If you want a Chromebook and you’re already a moderate to heavy Google user, I highly recommend the ASUS Chromebook Flip.



  1. holdum333

    July 20, 2016 at 10:41 pm

    Very nice and nicely done Jack! I will keep using my old Toshiba lappy until she gives out ,and then I just might consider this to replace it. I have been very pleased with My Toshiba laptop.

  2. bill

    July 21, 2016 at 5:39 am

    I wouldn’t buy it right now.
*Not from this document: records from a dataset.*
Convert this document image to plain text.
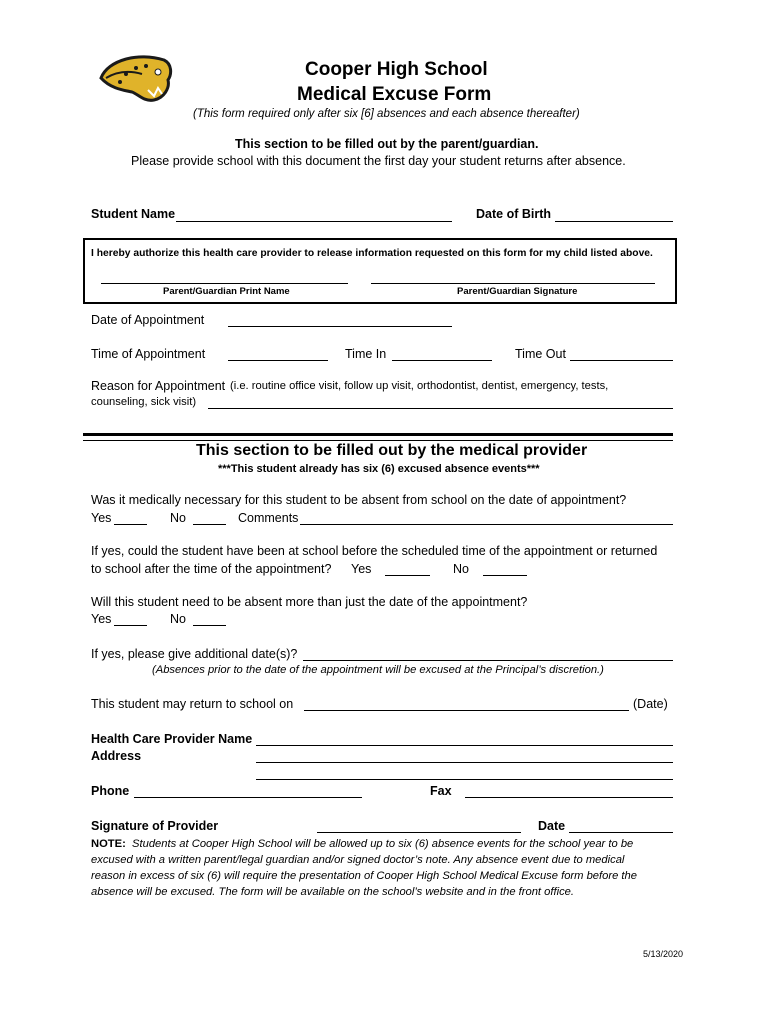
Cooper High School
Medical Excuse Form
(This form required only after six [6] absences and each absence thereafter)
This section to be filled out by the parent/guardian.
Please provide school with this document the first day your student returns after absence.
Student Name	Date of Birth
I hereby authorize this health care provider to release information requested on this form for my child listed above.
Parent/Guardian Print Name	Parent/Guardian Signature
Date of Appointment
Time of Appointment	Time In	Time Out
Reason for Appointment (i.e. routine office visit, follow up visit, orthodontist, dentist, emergency, tests,
counseling, sick visit)
This section to be filled out by the medical provider
***This student already has six (6) excused absence events***
Was it medically necessary for this student to be absent from school on the date of appointment?
Yes	No	Comments
If yes, could the student have been at school before the scheduled time of the appointment or returned
to school after the time of the appointment? Yes	No
Will this student need to be absent more than just the date of the appointment?
Yes	No
If yes, please give additional date(s)?
(Absences prior to the date of the appointment will be excused at the Principal’s discretion.)
This student may return to school on	(Date)
Health Care Provider Name
Address
Phone	Fax
Signature of Provider	Date
NOTE: Students at Cooper High School will be allowed up to six (6) absence events for the school year to be
excused with a written parent/legal guardian and/or signed doctor’s note. Any absence event due to medical
reason in excess of six (6) will require the presentation of Cooper High School Medical Excuse form before the
absence will be excused. The form will be available on the school’s website and in the front office.
5/13/2020
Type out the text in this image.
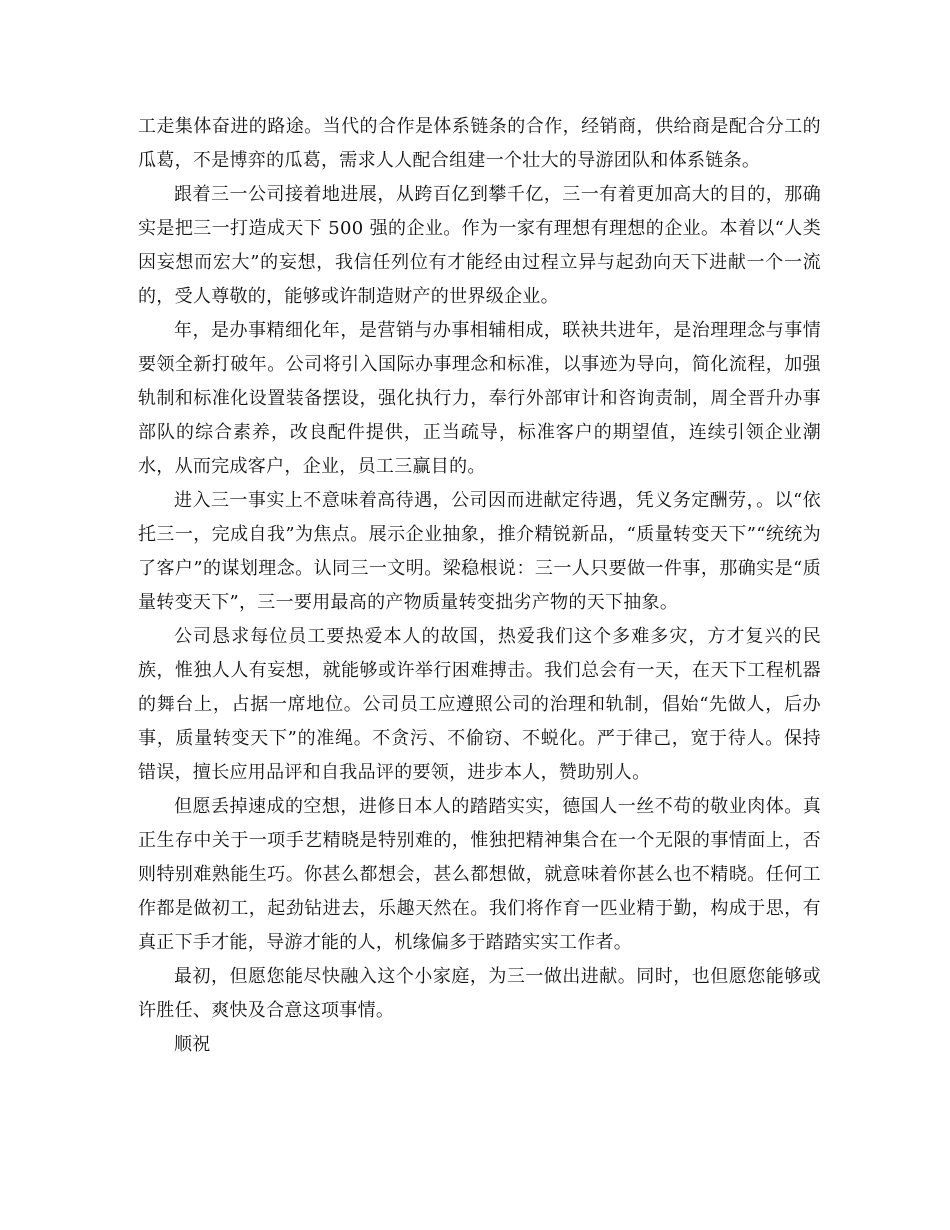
工走集体奋进的路途。当代的合作是体系链条的合作，经销商，供给商是配合分工的瓜葛，不是博弈的瓜葛，需求人人配合组建一个壮大的导游团队和体系链条。

跟着三一公司接着地进展，从跨百亿到攀千亿，三一有着更加高大的目的，那确实是把三一打造成天下 500 强的企业。作为一家有理想有理想的企业。本着以“人类因妄想而宏大”的妄想，我信任列位有才能经由过程立异与起劲向天下进献一个一流的，受人尊敬的，能够或许制造财产的世界级企业。

年，是办事精细化年，是营销与办事相辅相成，联袂共进年，是治理理念与事情要领全新打破年。公司将引入国际办事理念和标准，以事迹为导向，简化流程，加强轨制和标准化设置装备摆设，强化执行力，奉行外部审计和咨询责制，周全晋升办事部队的综合素养，改良配件提供，正当疏导，标准客户的期望值，连续引领企业潮水，从而完成客户，企业，员工三赢目的。

进入三一事实上不意味着高待遇，公司因而进献定待遇，凭义务定酬劳，。以“依托三一，完成自我”为焦点。展示企业抽象，推介精锐新品，“质量转变天下”“统统为了客户”的谋划理念。认同三一文明。梁稳根说：三一人只要做一件事，那确实是“质量转变天下”，三一要用最高的产物质量转变拙劣产物的天下抽象。

公司恳求每位员工要热爱本人的故国，热爱我们这个多难多灾，方才复兴的民族，惟独人人有妄想，就能够或许举行困难搏击。我们总会有一天，在天下工程机器的舞台上，占据一席地位。公司员工应遵照公司的治理和轨制，倡始“先做人，后办事，质量转变天下”的准绳。不贪污、不偷窃、不蜕化。严于律己，宽于待人。保持错误，擅长应用品评和自我品评的要领，进步本人，赞助别人。

但愿丢掉速成的空想，进修日本人的踏踏实实，德国人一丝不苟的敬业肉体。真正生存中关于一项手艺精晓是特别难的，惟独把精神集合在一个无限的事情面上，否则特别难熟能生巧。你甚么都想会，甚么都想做，就意味着你甚么也不精晓。任何工作都是做初工，起劲钻进去，乐趣天然在。我们将作育一匹业精于勤，构成于思，有真正下手才能，导游才能的人，机缘偏多于踏踏实实工作者。

最初，但愿您能尽快融入这个小家庭，为三一做出进献。同时，也但愿您能够或许胜任、爽快及合意这项事情。

顺祝
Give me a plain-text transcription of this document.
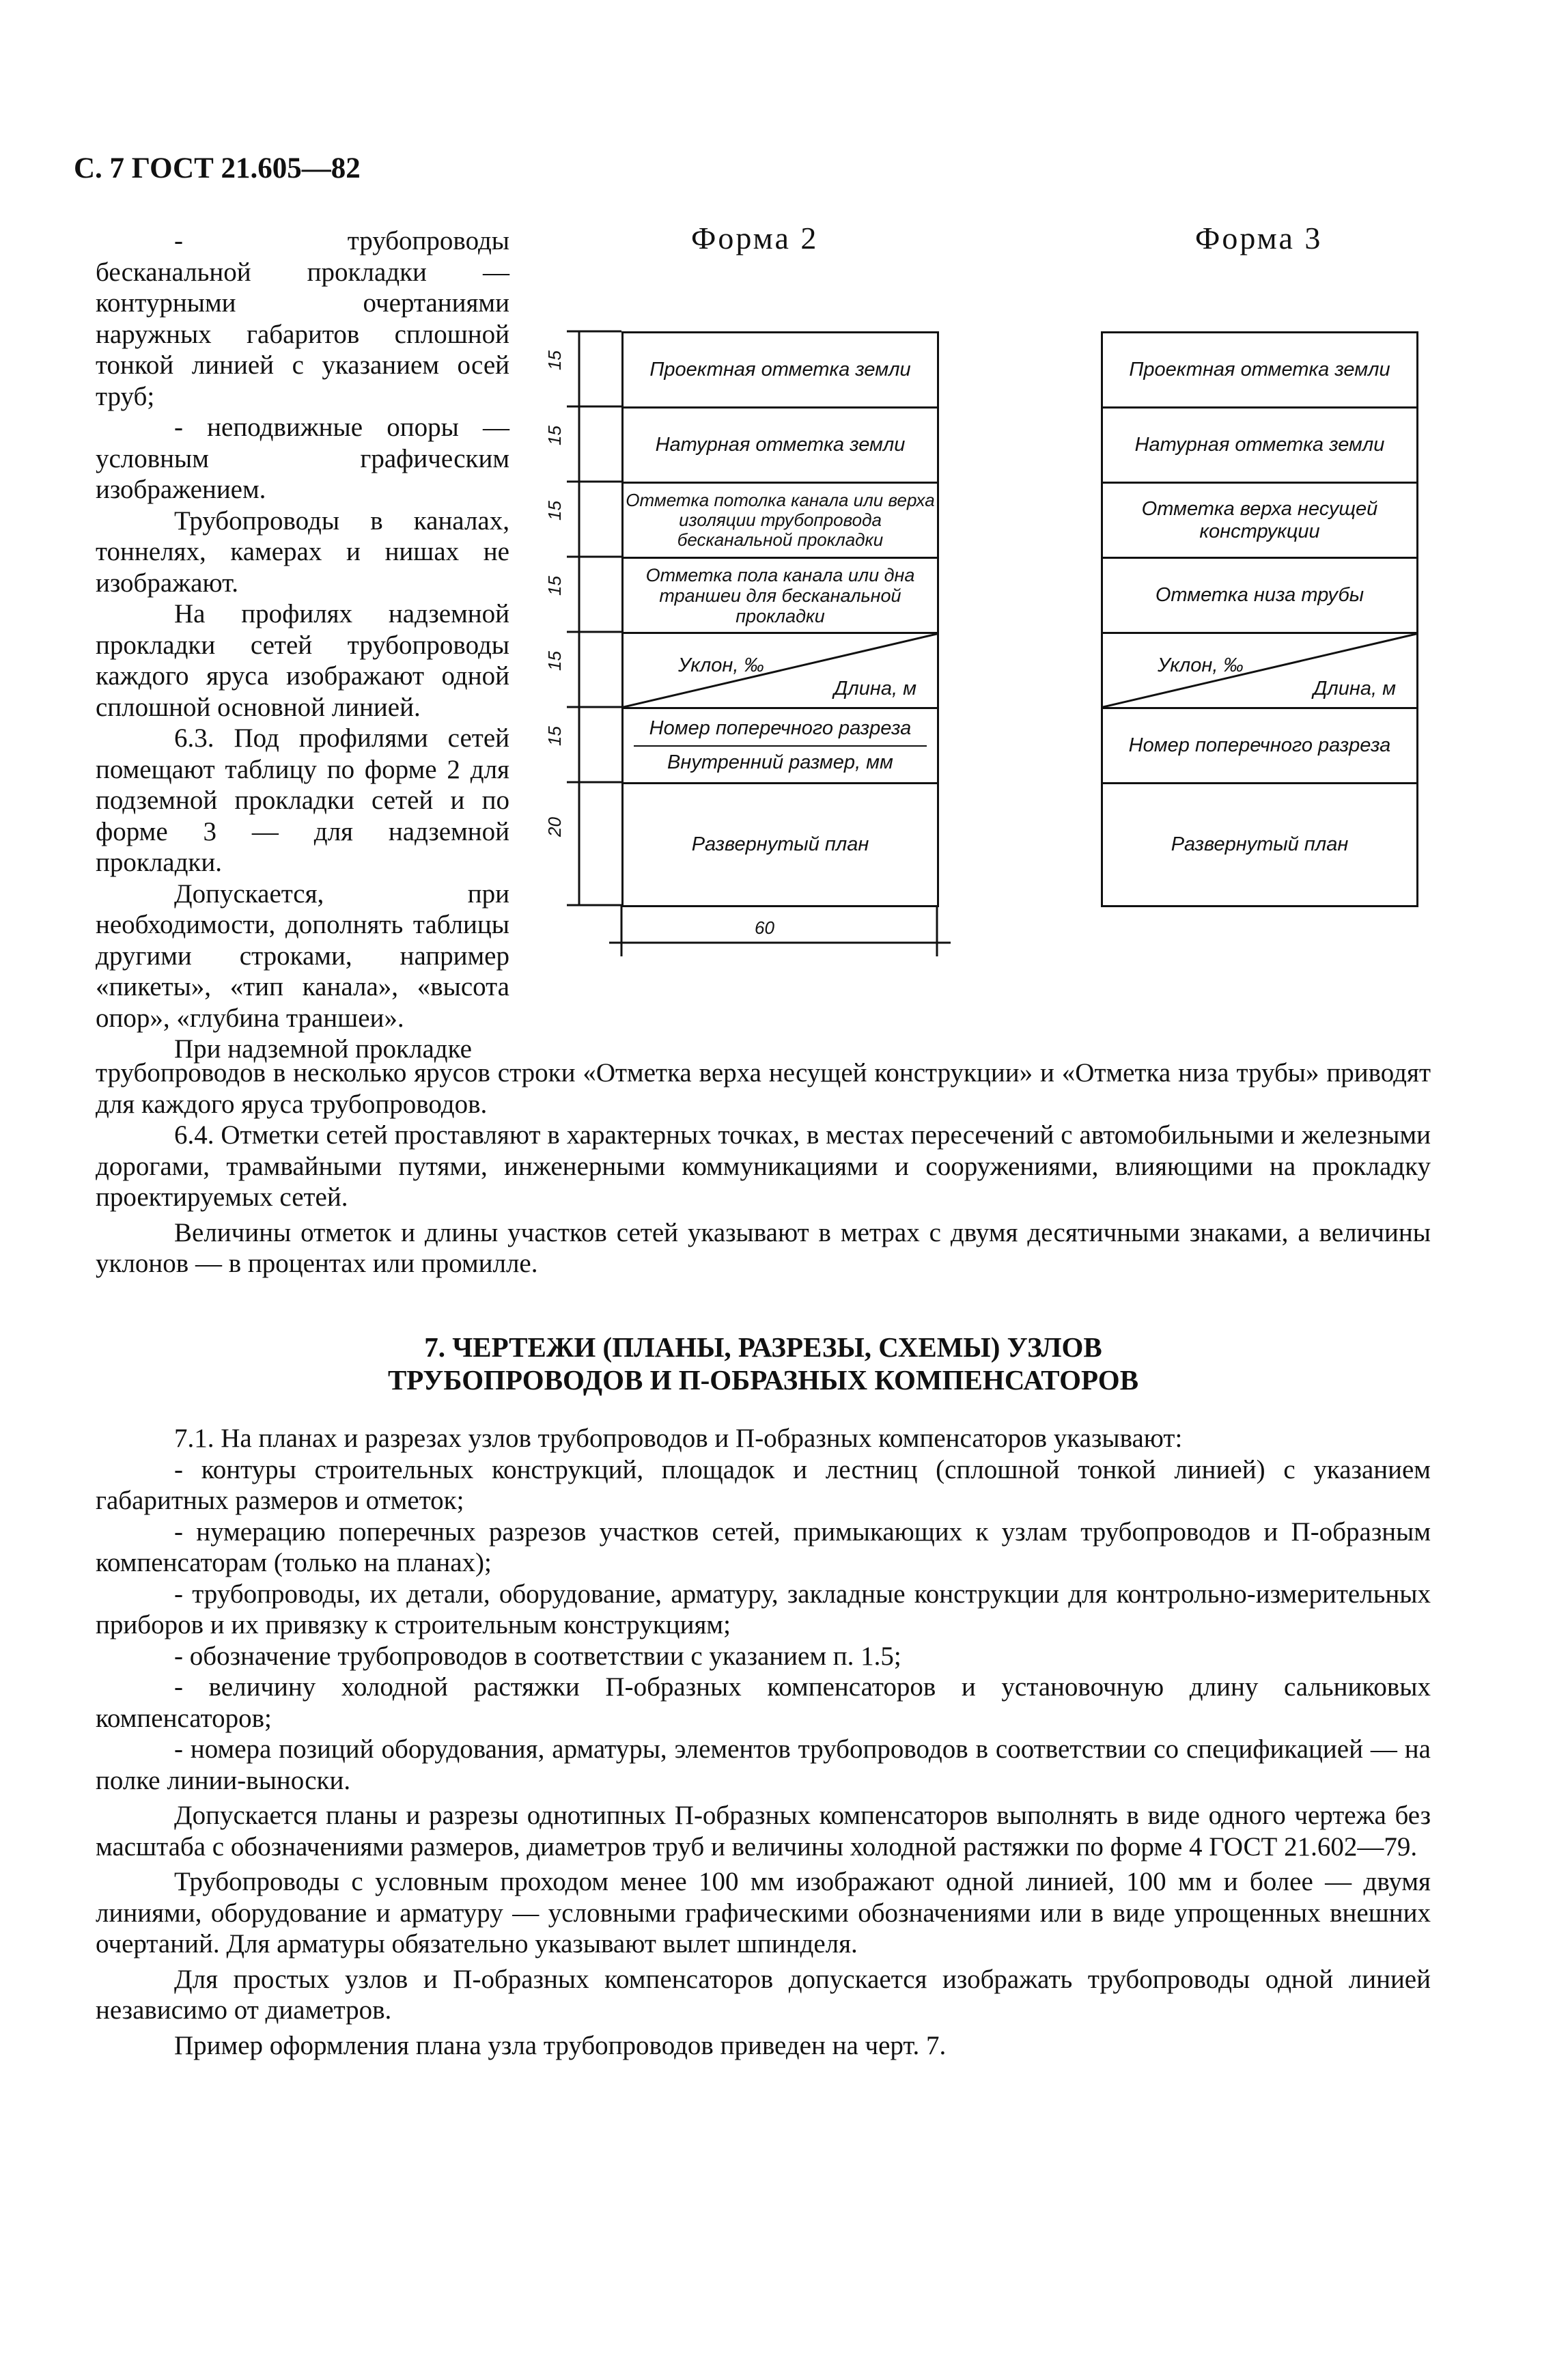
С. 7 ГОСТ 21.605—82

- трубопроводы бесканальной прокладки — контурными очертаниями наружных габаритов сплошной тонкой линией с указанием осей труб;

- неподвижные опоры — условным графическим изображением.

Трубопроводы в каналах, тоннелях, камерах и нишах не изображают.

На профилях надземной прокладки сетей трубопроводы каждого яруса изображают одной сплошной основной линией.

6.3. Под профилями сетей помещают таблицу по форме 2 для подземной прокладки сетей и по форме 3 — для надземной прокладки.

Допускается, при необходимости, дополнять таблицы другими строками, например «пикеты», «тип канала», «высота опор», «глубина траншеи».

При надземной прокладке

Форма 2
15
15
15
15
15
15
20
60
Проектная отметка земли
Натурная отметка земли
Отметка потолка канала или верха изоляции трубопровода бесканальной прокладки
Отметка пола канала или дна траншеи для бесканальной прокладки
Уклон, ‰
Длина, м
Номер поперечного разреза
Внутренний размер, мм
Развернутый план
Форма 3
Проектная отметка земли
Натурная отметка земли
Отметка верха несущей конструкции
Отметка низа трубы
Уклон, ‰
Длина, м
Номер поперечного разреза
Развернутый план

трубопроводов в несколько ярусов строки «Отметка верха несущей конструкции» и «Отметка низа трубы» приводят для каждого яруса трубопроводов.

6.4. Отметки сетей проставляют в характерных точках, в местах пересечений с автомобильными и железными дорогами, трамвайными путями, инженерными коммуникациями и сооружениями, влияющими на прокладку проектируемых сетей.

Величины отметок и длины участков сетей указывают в метрах с двумя десятичными знаками, а величины уклонов — в процентах или промилле.

7. ЧЕРТЕЖИ (ПЛАНЫ, РАЗРЕЗЫ, СХЕМЫ) УЗЛОВ
ТРУБОПРОВОДОВ И П-ОБРАЗНЫХ КОМПЕНСАТОРОВ

7.1. На планах и разрезах узлов трубопроводов и П-образных компенсаторов указывают:

- контуры строительных конструкций, площадок и лестниц (сплошной тонкой линией) с указанием габаритных размеров и отметок;

- нумерацию поперечных разрезов участков сетей, примыкающих к узлам трубопроводов и П-образным компенсаторам (только на планах);

- трубопроводы, их детали, оборудование, арматуру, закладные конструкции для контрольно-измерительных приборов и их привязку к строительным конструкциям;

- обозначение трубопроводов в соответствии с указанием п. 1.5;

- величину холодной растяжки П-образных компенсаторов и установочную длину сальниковых компенсаторов;

- номера позиций оборудования, арматуры, элементов трубопроводов в соответствии со спецификацией — на полке линии-выноски.

Допускается планы и разрезы однотипных П-образных компенсаторов выполнять в виде одного чертежа без масштаба с обозначениями размеров, диаметров труб и величины холодной растяжки по форме 4 ГОСТ 21.602—79.

Трубопроводы с условным проходом менее 100 мм изображают одной линией, 100 мм и более — двумя линиями, оборудование и арматуру — условными графическими обозначениями или в виде упрощенных внешних очертаний. Для арматуры обязательно указывают вылет шпинделя.

Для простых узлов и П-образных компенсаторов допускается изображать трубопроводы одной линией независимо от диаметров.

Пример оформления плана узла трубопроводов приведен на черт. 7.
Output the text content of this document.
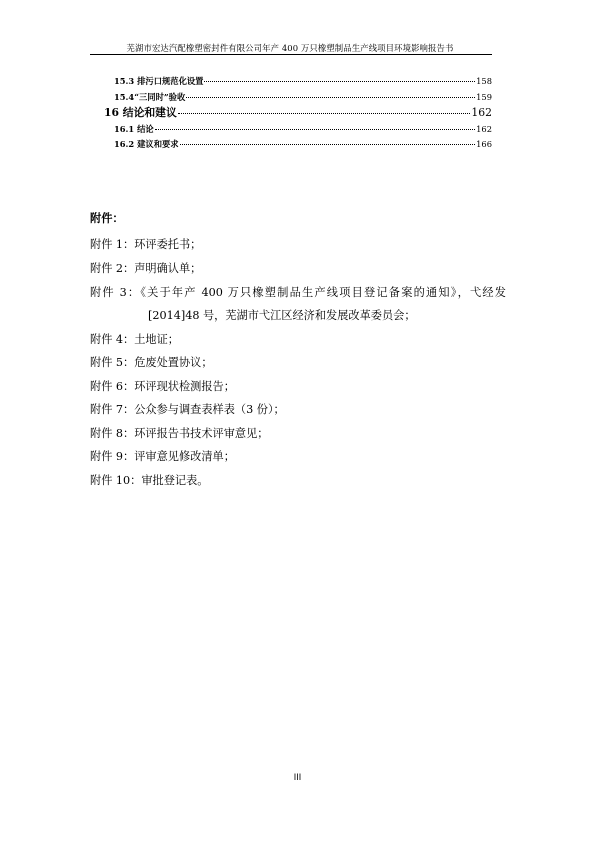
芜湖市宏达汽配橡塑密封件有限公司年产 400 万只橡塑制品生产线项目环境影响报告书
15.3 排污口规范化设置	158
15.4“三同时”验收	159
16 结论和建议	162
16.1 结论	162
16.2 建议和要求	166
附件：
附件 1：环评委托书；
附件 2：声明确认单；
附件 3：《关于年产 400 万只橡塑制品生产线项目登记备案的通知》，弋经发
[2014]48 号，芜湖市弋江区经济和发展改革委员会；
附件 4：土地证；
附件 5：危废处置协议；
附件 6：环评现状检测报告；
附件 7：公众参与调查表样表（3 份）；
附件 8：环评报告书技术评审意见；
附件 9：评审意见修改清单；
附件 10：审批登记表。
III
It is at the end of its cycle and updated Chromebooks will be announced in August.

    • Brian

      July 21, 2016 at 10:46 am

      Do you have a link showing release cycles? I can’t find anything online.

  3. Brian

    July 21, 2016 at 10:36 am

    Back in December 2012, I bought this Samsung Chromebook – – and I’ve never looked back.


    It’s like a MB Air for $150. Well, kinda… It gets the job done – period. It’s so small and light and typing on it is a dream. Can I do EVERYTHING on it, well of course not, it cost $150 LOL however, I’m still in love 4 years later.

    Thanks Jack for this, I actually just bought it. Not that there’s anything wrong with my Samsung — I think it’s just time for a bit of a speed improvement. And for under $250, I think it will be a nice upgrade. Thnx again.

    love the humor btw ;)

  4. Alex Leopold

    July 22, 2016 at 6:43 am

    Jack – If I buy one, can it run Dropbox and 1password? Otherwise I’m dead in the water.

  5. Harold Casteel

    July 22, 2016 at 4:51 pm

    Put it in the Dev Channel mode and it runs Android Apps great. It was the first model which Google chose to push Play Store to, which tells you somebody at Google sure likes it.

    Very versatile. I am a full time IT administrator and I do not go anywhere without it. A hotspot from your smartphone, and a cloud base application like NetSuite or SalesForce and the Android apps with Google Drive, Dashlane for passwords, who needs anything else, unless you are doing heavy pixel pushing.

  6. Rob Frank

    July 30, 2016 at 5:47 am

    I bought a 4GB flip when they first came out and its now my primary device I use. I love the fact that its and laptop, tablet and even works with a 23in display without any hiccups. I tried switching to developer mode to try Android apps, but went back when things like Youtube started to act up. I can wait a few more months for PlayStore to be native on the device.

    I hardly even touch my Mac anymore and only have it because I’m a Mac IT person, and well it runs PLEX very nicely.

    All in all, its coolest device I’v ever owned, and only reason I would upgrade this device is if they added USB-C to the next model.

  7. Marc

    September 16, 2016 at 12:08 am

    I own one of these Asus flips and love it. I have not had any major issues at all running Android apps on this device. The end of life date on this device is July of 2020! One of the other comments was wrong about reaching end of life soon! The Google support page for end of life for chrome books has this information listed there.